5 — Com as medidas destinadas às testemunhas especialmente vulneráveis procurou atender-se às dificuldades de obtenção de depoimentos de crianças, de idosos e de pessoas psicologicamente frágeis. Teve-se especialmente em vista a criminalidade cometida no seio da família, em que as crianças, as mulheres e os idosos são as principais vítimas.

Por definição, a família é uma área de privacidade em que a visibilidade dos crimes cometidos no seu seio, traduzidos geralmente em violências físicas e abusos sexuais, é muito reduzida pelo que se impõe adoptar medidas de protecção relativamente aos membros da família que colaborem na descoberta do crime, por forma a excluir o medo de represálias.

Cabe realçar, nomeadamente, a possibilidade de colocação, junto da testemunha «especialmente vulnerável», de pessoa em quem possa depositar confiança, que poderá facilitar a comunicação entre a testemunha e o tribunal. Em situações graves, a autoridade judiciária poderá desencadear um processo de afastamento da testemunha do ambiente inibitório em que esta se insere.

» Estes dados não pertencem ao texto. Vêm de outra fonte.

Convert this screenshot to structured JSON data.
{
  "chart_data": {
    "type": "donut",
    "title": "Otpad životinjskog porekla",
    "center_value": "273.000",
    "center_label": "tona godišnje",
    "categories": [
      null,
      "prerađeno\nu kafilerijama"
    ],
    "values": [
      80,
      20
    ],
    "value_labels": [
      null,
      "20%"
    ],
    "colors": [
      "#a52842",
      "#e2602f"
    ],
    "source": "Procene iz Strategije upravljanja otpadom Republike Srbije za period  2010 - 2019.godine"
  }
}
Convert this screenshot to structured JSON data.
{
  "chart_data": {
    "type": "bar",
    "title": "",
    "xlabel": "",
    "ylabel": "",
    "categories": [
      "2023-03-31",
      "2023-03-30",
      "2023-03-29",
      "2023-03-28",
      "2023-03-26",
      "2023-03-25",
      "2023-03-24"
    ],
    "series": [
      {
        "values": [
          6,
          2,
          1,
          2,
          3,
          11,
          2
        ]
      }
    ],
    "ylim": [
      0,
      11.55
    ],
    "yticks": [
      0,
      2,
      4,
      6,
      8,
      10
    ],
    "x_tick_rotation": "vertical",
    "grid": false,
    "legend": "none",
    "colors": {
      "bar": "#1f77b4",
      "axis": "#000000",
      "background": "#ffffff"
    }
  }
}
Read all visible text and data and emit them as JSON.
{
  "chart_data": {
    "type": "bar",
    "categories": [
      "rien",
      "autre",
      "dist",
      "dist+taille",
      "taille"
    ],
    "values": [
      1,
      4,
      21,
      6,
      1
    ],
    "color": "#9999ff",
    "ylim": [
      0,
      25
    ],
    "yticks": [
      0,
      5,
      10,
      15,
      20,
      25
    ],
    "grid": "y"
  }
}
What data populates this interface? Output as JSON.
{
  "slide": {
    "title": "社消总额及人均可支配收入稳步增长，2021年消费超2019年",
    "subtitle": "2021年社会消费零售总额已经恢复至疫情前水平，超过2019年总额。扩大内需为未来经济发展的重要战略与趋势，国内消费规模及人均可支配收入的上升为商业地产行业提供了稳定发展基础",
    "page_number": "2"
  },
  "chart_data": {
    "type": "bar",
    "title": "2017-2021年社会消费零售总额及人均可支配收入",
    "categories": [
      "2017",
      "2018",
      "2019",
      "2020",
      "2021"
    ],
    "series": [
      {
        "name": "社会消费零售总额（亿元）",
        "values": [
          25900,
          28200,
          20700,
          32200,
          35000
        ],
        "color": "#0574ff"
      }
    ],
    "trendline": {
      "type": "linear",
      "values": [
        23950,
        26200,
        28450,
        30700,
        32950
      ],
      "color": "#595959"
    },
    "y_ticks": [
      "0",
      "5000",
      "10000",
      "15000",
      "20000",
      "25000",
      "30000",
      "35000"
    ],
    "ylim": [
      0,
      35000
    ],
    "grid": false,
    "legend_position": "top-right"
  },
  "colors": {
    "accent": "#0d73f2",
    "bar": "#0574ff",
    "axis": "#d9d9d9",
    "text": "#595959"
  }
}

Nomeadamente, se for o caso, deverá fornecer elementos ao ministério público competente que lhe permitam requerer a alteração ou inibição do poder paternal, a remoção das funções tutelares ou a aplicação de medidas não especificadas.

Diga-se, por último, que o efeito pode igualmente surgir no seio de grupos de natureza étnica fechada ou em ambientes também fechados, como são, designadamente, os estabelecimentos prisionais ou instituições de acolhimento de menores ou de idosos, em que não raras vezes se revelam situações de violência contra as pessoas carecidas da devida ' tutela jurídico-penal.

Assim, ao abrigo do disposto no artigo 197°, n.° 1, alínea d), da Constituição, o Governo apresenta à AssemWeia àa. República a seguinte proposta de lei:

CAPÍTULO I Disposições gerais

Artigo 1.° Objecto

1 — O presente diploma regula a aplicação de medidas para protecção de testemunhas em processo penal quando a sua vida, integridade física ou psíquica, liberdade ou bens patrimoniais de considerável valor sejam postos em perigo por causa do seu contributo para a prova dos factos que constituem objecto do processo.

2 — As medidas a que se refere o número anterior podem abranger os familiares das testemunhas e outras pessoas que lhes sejam próximas.

3 — São também previstas medidas que se destinam a obter, nas melhores condições possíveis, depoimentos ou declarações de pessoas especialmente vulneráveis, nomeadamente em razão da idade, mesmo que se não verifique o perigo referido no n.° 1.

4 — As medidas previstas no presente diploma têm natureza excepcional e só podem ser aplicadas se, em concreto, se mostrarem necessárias e adequadas à protecção das pessoas e à realização das finalidades do processo.